La Educación Superior también priorizará a los estudiantes de años terminales, con la intención de cerrar la mayor parte del curso durante la primera quincena de julio. Los claustros tendrán margen para evaluar de forma más flexible a alumnos afectados por ausencias, transporte, apagones y problemas personales derivados de la crisis.
El resto del sistema educativo también sufrirá ajustes. Según los reportes, la educación especial concluirá sus actividades este mes de mayo, mientras que escuelas vinculadas al INDER y al Ministerio de Cultura adelantaron sus cierres. Los círculos infantiles quedarán sujetos a variaciones territoriales según la situación energética de cada zona.
La ministra de Educación admitió que miles de estudiantes han tenido dificultades para asistir a clases por la falta de transporte y las condiciones de vida agravadas por los apagones. Incluso habló de niños, familias y maestros caminando largas distancias para poder sostener algo parecido a una rutina escolar.
El discurso oficial insiste en hablar de sacrificio, compromiso y “heroísmo cotidiano”, pero los estudiantes cubanos no deberían necesitar heroísmo para llegar a un aula, estudiar con luz o presentarse a un examen. Eso debería ser normal en cualquier país funcional.
La eliminación de las pruebas de ingreso puede aliviar de forma inmediata a miles de jóvenes, pero también deja una pregunta de fondo: ¿qué calidad educativa puede sostener un país donde las clases se interrumpen por apagones, la conectividad falla, el transporte no aparece y las familias viven concentradas en sobrevivir?
El régimen cubano ha vendido durante décadas la educación como una de sus grandes vitrinas. Sin embargo, esta decisión muestra una realidad muy distinta: escuelas y universidades sometidas a la misma crisis que golpea hospitales, transporte, viviendas, comercios y servicios básicos.
Cuba no está reajustando su calendario escolar por eficiencia. Lo está haciendo porque el país no tiene combustible, no tiene estabilidad eléctrica y no tiene condiciones materiales para sostener el curso como estaba previsto.

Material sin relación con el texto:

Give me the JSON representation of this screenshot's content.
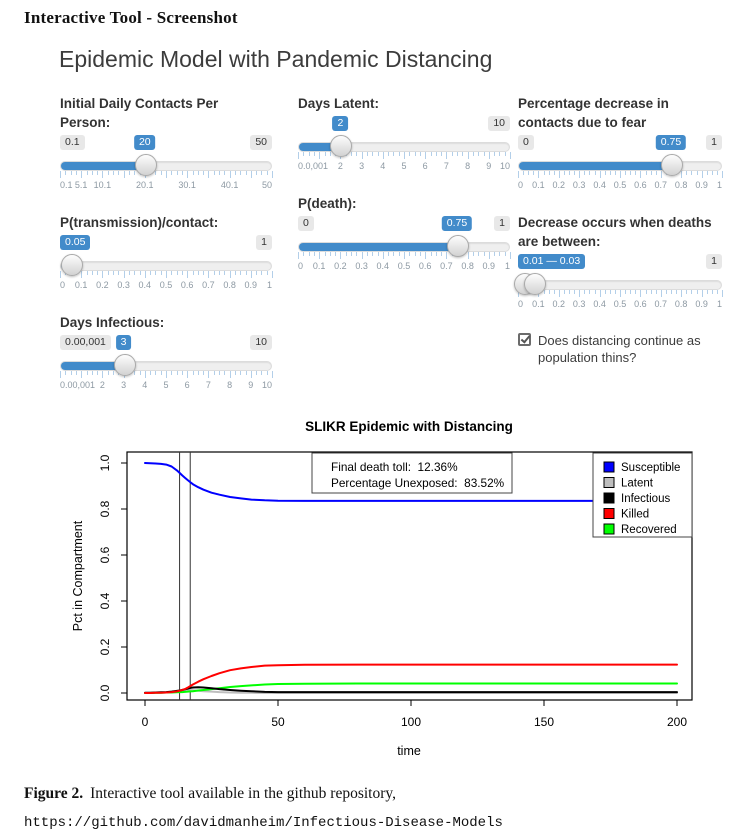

La suspensión de los exámenes de ingreso no es solo una medida educativa. Es un síntoma político y social. Es la prueba de que el colapso del sistema ya no se queda en la libreta de abastecimiento ni en los apagones nocturnos: ahora también decide el futuro académico de una generación.
Mientras la cúpula del poder culpa a factores externos, los jóvenes cubanos ven cómo su formación queda marcada por interrupciones, improvisaciones y decisiones de emergencia. El costo del fracaso nacional lo están pagando también los estudiantes.

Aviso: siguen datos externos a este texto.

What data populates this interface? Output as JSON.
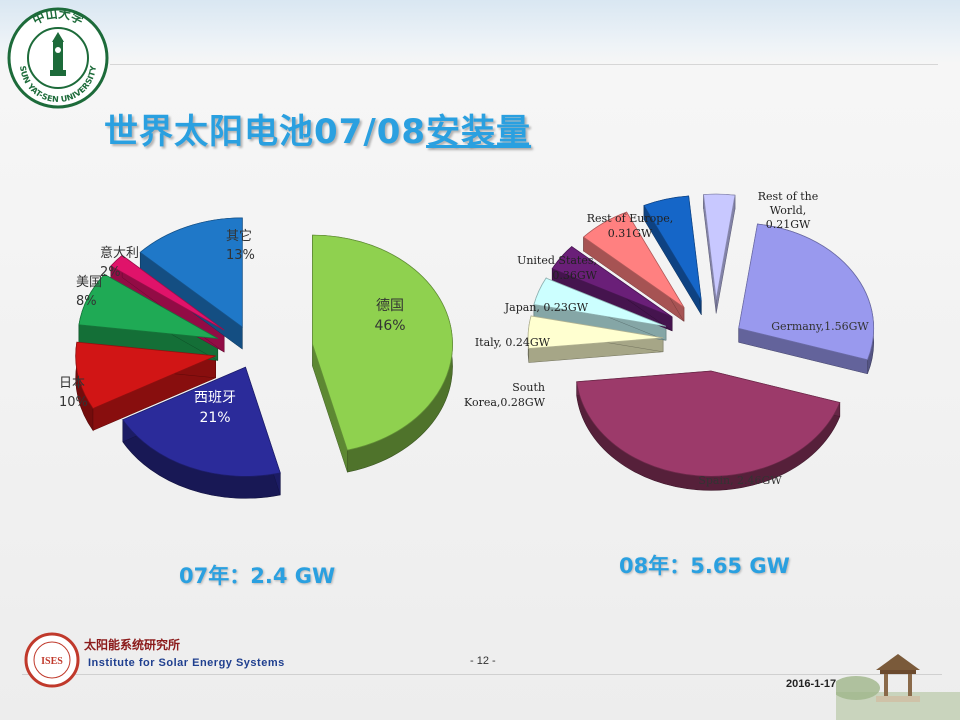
{
  "slide": {
    "title_plain": "世界太阳电池07/08",
    "title_underlined": "安装量",
    "page_number": "- 12 -",
    "date": "2016-1-17"
  },
  "university_logo": {
    "name_cn": "中山大学",
    "name_en": "SUN YAT-SEN UNIVERSITY"
  },
  "institute": {
    "name_cn": "太阳能系统研究所",
    "name_en": "Institute for Solar Energy Systems",
    "logo_text": "ISES"
  },
  "totals": {
    "y2007": "07年：2.4 GW",
    "y2008": "08年：5.65 GW"
  },
  "chart_data": [
    {
      "type": "pie",
      "style": "3d-exploded",
      "year": "07",
      "slices": [
        {
          "label": "德国",
          "value": 46,
          "value_text": "46%",
          "color": "#8fd14f"
        },
        {
          "label": "西班牙",
          "value": 21,
          "value_text": "21%",
          "color": "#2b2b9a"
        },
        {
          "label": "日本",
          "value": 10,
          "value_text": "10%",
          "color": "#d11515"
        },
        {
          "label": "美国",
          "value": 8,
          "value_text": "8%",
          "color": "#1faa55"
        },
        {
          "label": "意大利",
          "value": 2,
          "value_text": "2%",
          "color": "#e0136a"
        },
        {
          "label": "其它",
          "value": 13,
          "value_text": "13%",
          "color": "#1f78c8"
        }
      ]
    },
    {
      "type": "pie",
      "style": "3d-exploded",
      "year": "08",
      "unit": "GW",
      "slices": [
        {
          "label": "Germany,1.56GW",
          "value": 1.56,
          "color": "#9999ee"
        },
        {
          "label": "Spain, 2.46GW",
          "value": 2.46,
          "color": "#9c3a6a"
        },
        {
          "label": "South Korea,0.28GW",
          "value": 0.28,
          "color": "#ffffd0"
        },
        {
          "label": "Italy, 0.24GW",
          "value": 0.24,
          "color": "#ccffff"
        },
        {
          "label": "Japan, 0.23GW",
          "value": 0.23,
          "color": "#6a1f78"
        },
        {
          "label": "United States, 0.36GW",
          "value": 0.36,
          "color": "#ff8080"
        },
        {
          "label": "Rest of Europe, 0.31GW",
          "value": 0.31,
          "color": "#1566c8"
        },
        {
          "label": "Rest of the World, 0.21GW",
          "value": 0.21,
          "color": "#c8c8ff"
        }
      ]
    }
  ]
}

Cuba necesita mucho más que ajustes de calendario. Necesita electricidad, transporte, internet funcional, escuelas abastecidas, profesores motivados, libertad académica y un país donde estudiar no dependa de si hay corriente o si pasa una guagua.
La cancelación de las pruebas de ingreso deja una imagen dura: el régimen que prometió formar al “hombre nuevo” ya ni siquiera puede garantizar condiciones normales para que sus jóvenes lleguen a la universidad.